Fifth, in ongoing relationships, describe forgiveness as having two sides: one represents mercy and the process of healing and the other represents justice and the will to see responsibility taken and reoffense entirely eliminated or greatly diminished in occurrence and intensity. Describe the two sides as inseparable, implying that a predetermined level of reoffense is unacceptable and may result in the relationship's end. Clinically, an example might be a spouse who is unwilling to eliminate behavior that is directly harmful to the marital bond (e.g., chemical dependency, affair(s), workaholism, domestic violence). For integrity to exist in the relationship, harmful behavior must be entirely stopped. "Reconciliation is an ideal following forgiveness, but it should only be reached if the other's potentially destructive behavior and intentions change" (Enright, Eastin, et al., 1992, p. 99). If the offending party is unwilling to work toward this goal, discontinuing the relationship may be the only way for the wounded party to maintain dignity and in some cases, safety.
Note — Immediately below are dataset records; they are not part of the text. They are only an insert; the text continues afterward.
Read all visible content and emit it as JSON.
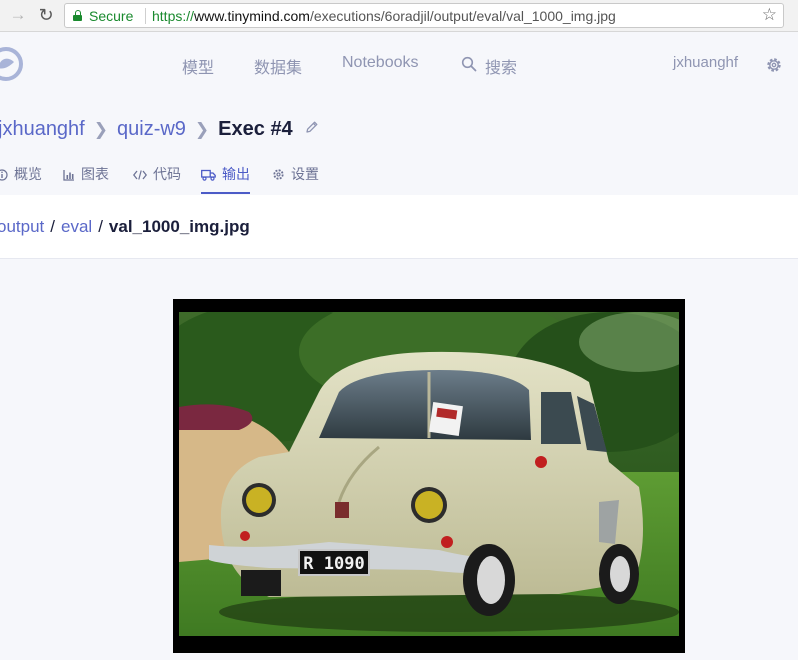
{
  "browser": {
    "secure_label": "Secure",
    "url_scheme": "https://",
    "url_host": "www.tinymind.com",
    "url_path": "/executions/6oradjil/output/eval/val_1000_img.jpg"
  },
  "header": {
    "nav": [
      "模型",
      "数据集",
      "Notebooks",
      "搜索"
    ],
    "username": "jxhuanghf"
  },
  "breadcrumb": {
    "user": "jxhuanghf",
    "project": "quiz-w9",
    "current": "Exec #4"
  },
  "tabs": [
    {
      "label": "概览",
      "icon": "info-icon"
    },
    {
      "label": "图表",
      "icon": "chart-icon"
    },
    {
      "label": "代码",
      "icon": "code-icon"
    },
    {
      "label": "输出",
      "icon": "truck-icon",
      "active": true
    },
    {
      "label": "设置",
      "icon": "gear-icon"
    }
  ],
  "file_path": {
    "segments": [
      "output",
      "eval"
    ],
    "current": "val_1000_img.jpg"
  },
  "image": {
    "plate_text": "R 1090"
  },
  "colors": {
    "accent": "#4c5bc7",
    "secure": "#1a8a2e",
    "muted_nav": "#8f95b2"
  }
}
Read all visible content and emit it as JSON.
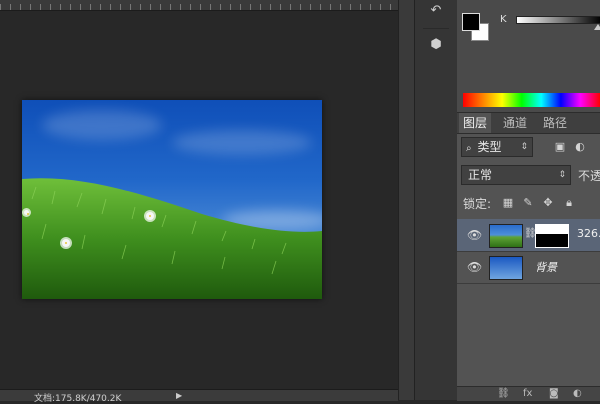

Sixth, discuss intention versus impact. In cases involving conflict resolution (in families and marriages, with couples or with coworkers) both parties often feel wronged or wounded. In such cases, clarifying intention and impact becomes important so that both parties may emerge from counseling with a sense of resolution and mutual reconciliation. In my experience it is rarely a person's intention to wound a loved one (even in many cases of severe abuse). Despite this, the impact of certain actions can be very destructive. For example, one client's husband continually spoke to her in a loud tone during conflict. Although he assured her that his intention was not to wound her, but to get his point across, she found his tone hurtful, demeaning, and disrespectful. He did not intend to hurt, but his behavior was perceived as hurtful. Counselors may use examples such as these to teach clients about the difference between intention and impact. This prepares the offender to be directed in session to take responsibility for the impact of his or her behavior, name the impact by repeating what the wounded party said it felt like to be wounded in this way, ask forgiveness for the impact, and begin to work on building new, more loving behavior. The couple in the example worked through the hurt associated with the wound and went on to define new, more tactful ways of relating to each other.
Seventh, frame intentional forgiveness as a viable way to advance relationship in the context of unresolved harmful experiences. For the intervention to be effective, the counselor must consider forgiveness "important and healthy" (Worthington & DiBlasio, 1990, p. 220) or clients will be less likely to fully engage in the process of intentional forgiving.